Risk modeling for the future
(Pictured: Harry Liem)
With a lot of attention being devoted to risk since the global financial crisis, Mercer has issued a reminder of the importance of modeling tools which go beyond mean-variance analysis. Harry Liem, a Mercer principal, says they should be seamlessly integrated.
These increasingly advanced modeling tools include:
- risk factor analysis – examining portfolios on a risk factor, rather than asset class, basis, for example, the equity and credit factor risk embedded in hedge funds.
- regime switching models – examining stressed regimes, incorporating correlation compression and flight-to-quality effects into government bonds.
- market-aware assumptions – allowing investors to benefit from mean reversion in market cycles over medium-term time frames.
- liquidity tests – allowing investors to understand how a fund manages liquidity in a steady state through the cycle and stressed environment, which is a mandatory requirement for super funds under the new regulations.
Liem says that every major crisis in modern times has been exacerbated by instruments that only gained widespread acceptance a few years prior to the events. For instance, portfolio insurance in 1987, statistical arbitrage in the collapse of Long Term Capital Management in 1998, internet stocks in 2000 and collateralized debt obligations in 2008.

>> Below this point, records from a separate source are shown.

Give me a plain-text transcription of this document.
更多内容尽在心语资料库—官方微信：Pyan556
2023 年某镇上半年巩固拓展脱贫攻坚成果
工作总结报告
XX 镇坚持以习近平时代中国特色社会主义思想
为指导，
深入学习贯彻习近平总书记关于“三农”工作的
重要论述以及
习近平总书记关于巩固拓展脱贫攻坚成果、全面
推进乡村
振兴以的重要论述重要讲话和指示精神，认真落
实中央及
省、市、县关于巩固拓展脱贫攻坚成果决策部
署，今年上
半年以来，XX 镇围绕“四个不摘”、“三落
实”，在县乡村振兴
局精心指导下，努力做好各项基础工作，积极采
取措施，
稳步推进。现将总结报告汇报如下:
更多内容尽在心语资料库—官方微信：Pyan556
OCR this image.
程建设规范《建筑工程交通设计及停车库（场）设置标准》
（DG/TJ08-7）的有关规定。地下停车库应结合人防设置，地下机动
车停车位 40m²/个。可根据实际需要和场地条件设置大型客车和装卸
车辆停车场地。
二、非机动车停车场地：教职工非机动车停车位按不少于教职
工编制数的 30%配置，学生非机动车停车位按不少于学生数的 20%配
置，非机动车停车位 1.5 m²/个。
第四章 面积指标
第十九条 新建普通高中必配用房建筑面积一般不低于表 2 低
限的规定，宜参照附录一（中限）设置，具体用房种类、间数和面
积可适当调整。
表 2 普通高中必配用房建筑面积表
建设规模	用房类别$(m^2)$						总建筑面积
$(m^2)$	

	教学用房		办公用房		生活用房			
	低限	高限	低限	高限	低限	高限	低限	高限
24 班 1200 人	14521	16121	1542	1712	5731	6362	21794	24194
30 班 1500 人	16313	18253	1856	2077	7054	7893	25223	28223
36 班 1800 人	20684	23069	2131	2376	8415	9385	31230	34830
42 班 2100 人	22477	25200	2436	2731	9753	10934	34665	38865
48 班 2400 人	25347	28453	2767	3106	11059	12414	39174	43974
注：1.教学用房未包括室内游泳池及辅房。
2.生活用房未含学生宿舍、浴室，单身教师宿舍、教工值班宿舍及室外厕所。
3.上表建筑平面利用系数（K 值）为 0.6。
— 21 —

“The one constant is the boom-bust cycle inherent in human behavior,” Liem says in a note entitled: ‘Back to the Future – modeling risk post GFC’.
“This behavior can be modeled by adopting a forward-looking, mean-reverting simulation rather than relying purely on historical outcomes. This enables the examination of many possible economic conditions and their impact on asset and portfolio returns over multiple periods. In addition, alternative asset classes may not possess a rich data history, but paths can be simulated using factor models.”